One of the most famous of all oracles was at Delphi, and is still there until today.
The mentally unstable Roman emperor, Nero, relentlessly tried to learn the timing and circumstances of his death from the Oracle at Delphi.
The message he received was “beware of the seventy-third year,” so the emperor continued on in a false sense of security, until shortly after this omen he was killed by Galba, who happened to be 73-years-old.
However, that’s not the only question asked of the oracle. Lead tablets reveal that Cicero asked the common Google search question: “how to become famous.”
Unfortunately, back in the days of Roman emperor Theodosius I, the oracle was shut down as it was associated with pagan cults and beliefs. However, it remains a great tourist attraction until this day, as people from all over the world travel to see the ruins of Delphi and the famous Delphic oracle.
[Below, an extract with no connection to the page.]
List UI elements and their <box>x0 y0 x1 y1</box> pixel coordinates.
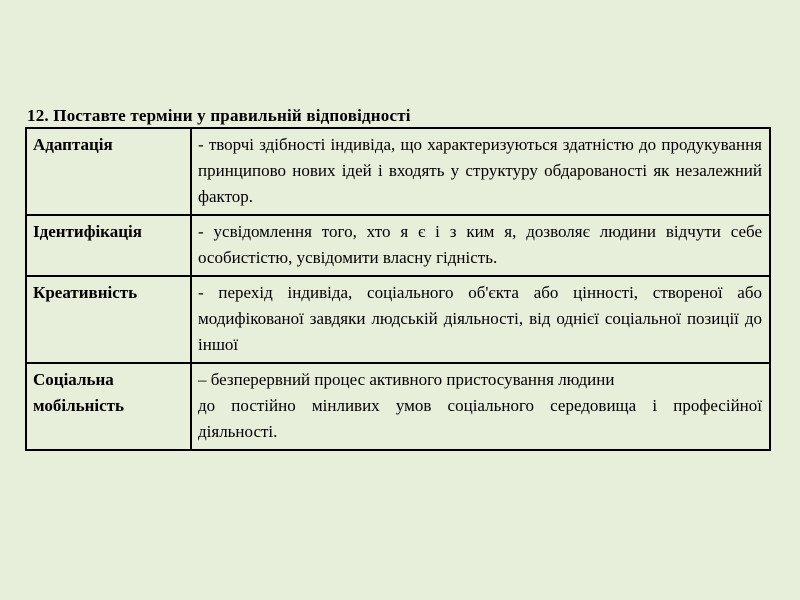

Not much has changed in modern times from those of our ancient ancestors. Nowadays, people try to control the future, seek quick responses to their questions and expect that obtaining information on just about any subject should be instantaneous — or as simple as typing a question into Google’s search bar; a slight contrast from writing questions on lead tablets and submitting them to the Oracle of Delphi.
The modern technology that we live with today gives way to the legend of the Oracle of Delphi. It reflects the basic human need to try to control or at least anticipate the future.
Perhaps the message that the Delphic oracle revealed in ancient days to both Croesus of Lydia and Chilon of Sparta is a message that can still speak to humans today.
When they asked the oracle what was most important and the best thing to know, they both received the same answer from the oracle, saying that you must “know thyself.”
In other words, the oracle pointed people to consider what expectations and abilities they had to influence the events of the future.
Things are not always as they appear at first and people rely heavily on others to solve their problems and change their situations for them, instead of looking inwards to see how they can see the world differently and play a different role in the grand scheme of things.
It seems as though the words of the wise Oracle of Delphi are as true today as they were in ancient times.